A cambiare non sarà solo il nome, ma il concetto stesso alla base di queste attività che sono ritenute fondamentali per avvicinare gli studenti al mondo del lavoro e far acquisire loro le necessarie competenze trasversali.
Cosa cambia per l’alternanza scuola-lavoro
Quella stabilita dal ministero dell’Istruzione e del Merito, con il decreto-legge n. 127 del 9 settembre 2025 che rientra nella Riforma della Maturità, è una svolta per le iniziative di alternanza tra scuola e mondo del lavoro per gli studenti delle superiori. Ciò che cambia non è solo il nome, ma il modo in cui vengono concepite e affrontate.
L’obiettivo è infatti quello di dire addio ai PCTO per restituire dignità pedagogica a un percorso formativo che spesso viene sottovalutato. Come specificato nella relazione tecnica al decreto legge, l’intervento punta a “restituire ai percorsi per le competenze trasversali e per l’orientamento una piena dignità educativa, un’identità comunicativa chiara e una funzione formativa solida, ancorata alla realtà e ai bisogni concreti degli studenti”.
Con il nuovo nome “Formazione Scuola-Lavoro”, si individua con chiarezza e immediatezza la finalità dei percorsi di alternanza scuola-lavoro, che restano uno strumento cruciale per l’acquisizione di competenze trasversali e per l’orientamento degli studenti verso scelte consapevoli per il loro futuro professionale.

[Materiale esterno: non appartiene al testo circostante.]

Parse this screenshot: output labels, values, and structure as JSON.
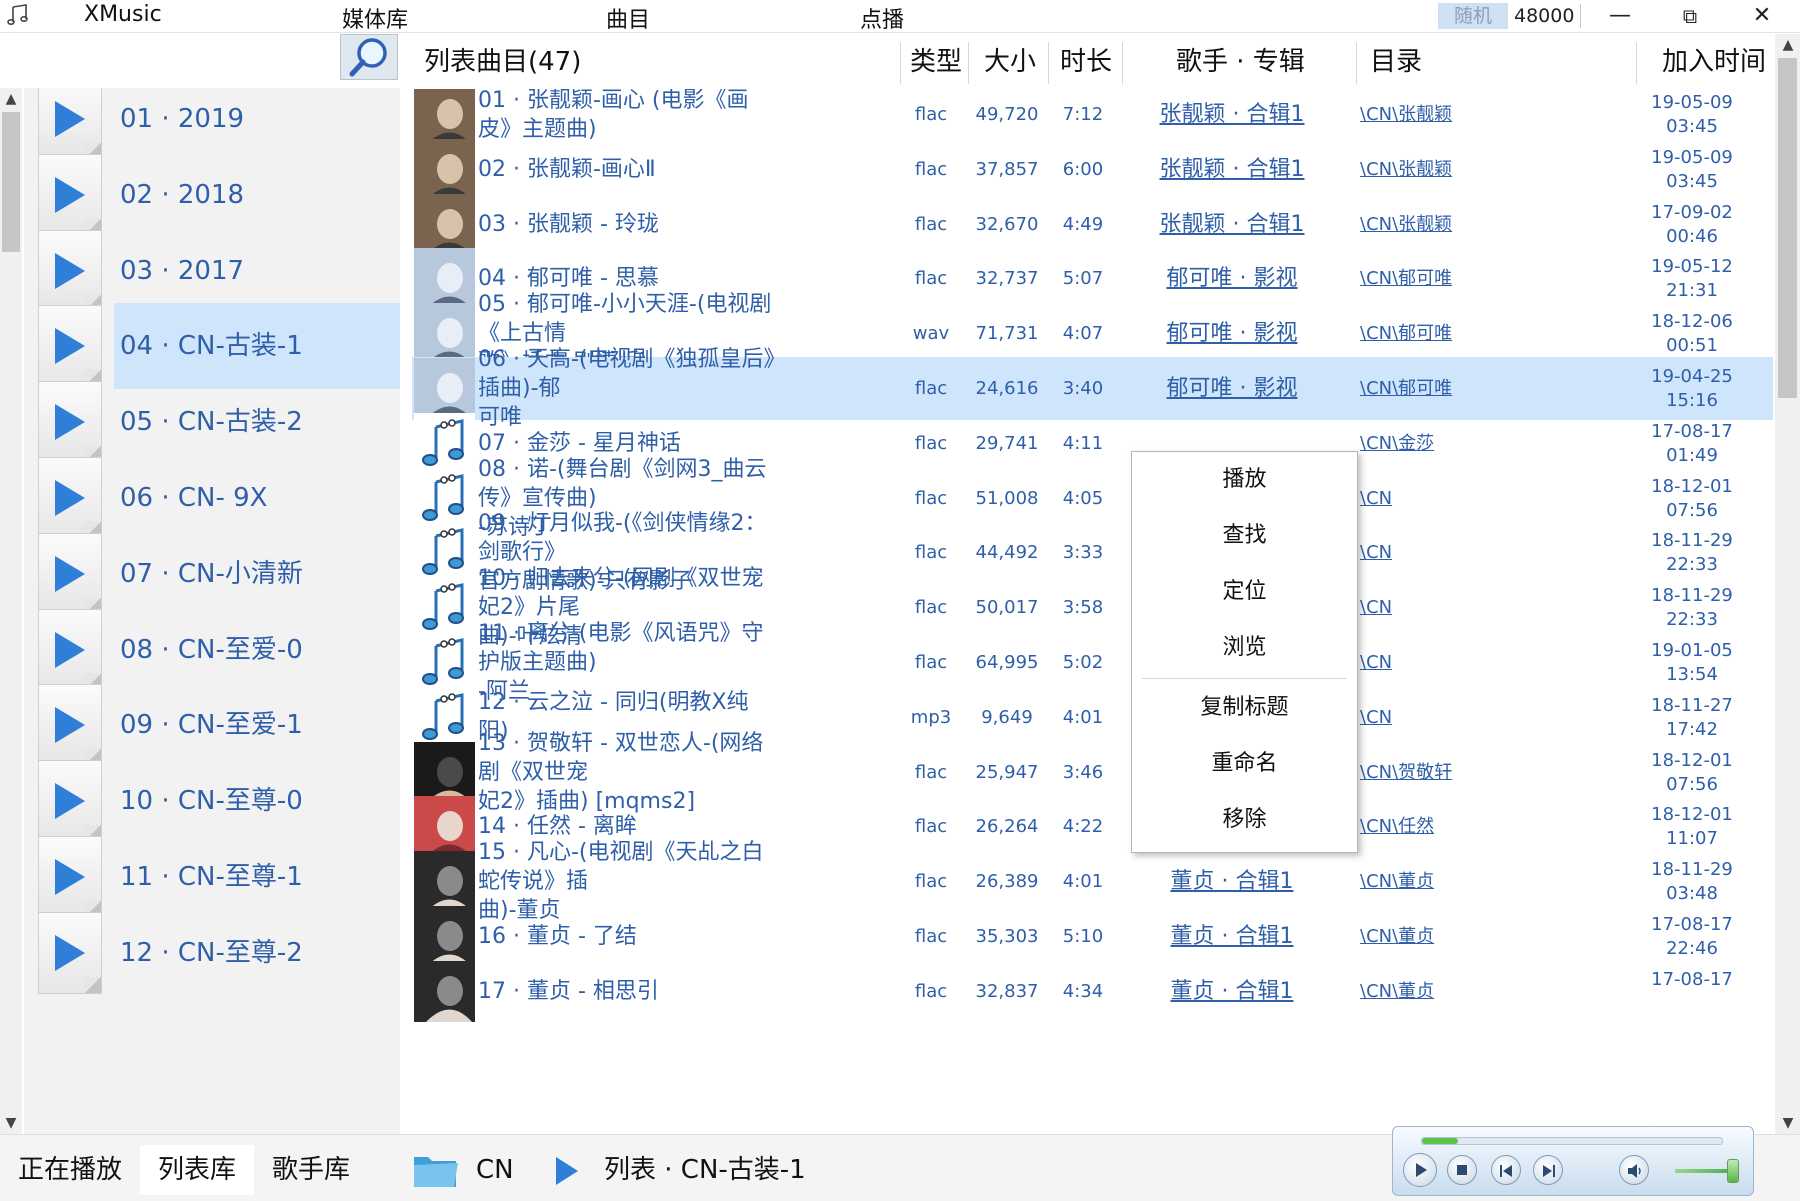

Restano comunque invariati gli obblighi di attivazione, i contenuti formativi, gli obiettivi generali e le finalità educative previsti dalla normativa vigente.

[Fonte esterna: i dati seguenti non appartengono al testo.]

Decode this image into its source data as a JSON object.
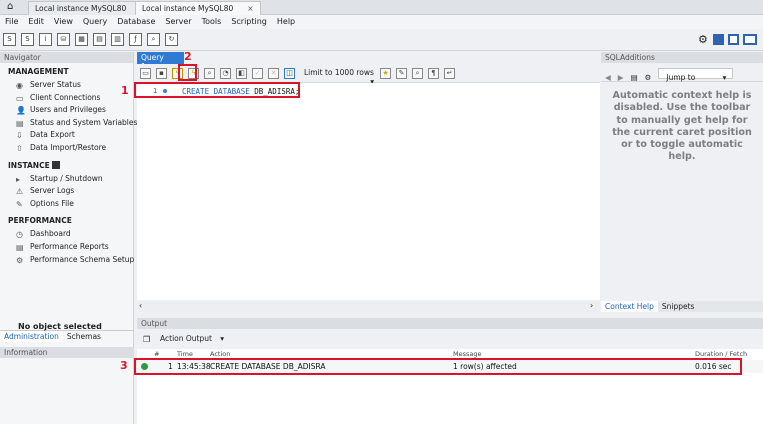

La nuova “Formazione Scuola-Lavoro”, inoltre, vuole coinvolgere in maniera più chiara diversi attori: dagli studenti e famiglie alle scuole, dalle imprese e gli enti del terzo settore alle pubbliche amministrazioni.
Con questo intervento normativo, il ministero punta a rafforzare l’identità pedagogica dei percorsi formativi. Per questo motivo non comporta quindi ulteriori oneri a carico della finanza pubblica. Si tratta infatti di una riforma a costo zero.
Riforma della Maturità e alternanza scuola-lavoro
L’intervento che riguarda l’alternanza scuola-lavoro si inserisce nell’ampia Riforma dell’esame di Maturità, che già dall’anno scolastico 2025/2026 introduce altre importanti novità, come l’obbligo di sostenere l’esame orale (introdotto in seguito a casi di scena muta volontaria in segno di protesta), le nuove modalità di valutazione finale, la nuova composizione della commissione d’esame. Ad essere abbandonato è anche il nome “esame di Stato” che viene sostituito ufficialmente da “esame di Maturità” per evidenziare che si tratta di un esame in cui non si valutano solo le conoscenze acquisite durante il percorso scolastico, ma anche il processo di maturazione di ogni studente, la loro “crescita complessiva” e il loro “grado di autonomia e responsabilità”, come ha sottolineato il ministro Giuseppe Valditara.
Il nuovo concetto di “Formazione Scuola-Lavoro” riafferma infatti l’idea di un’esperienza formativa integrata, in linea con gli obiettivi della nuova Maturità e che coniuga apprendimento teorico e dimensione operativa: elementi utili per la crescita umana e professionale degli studenti.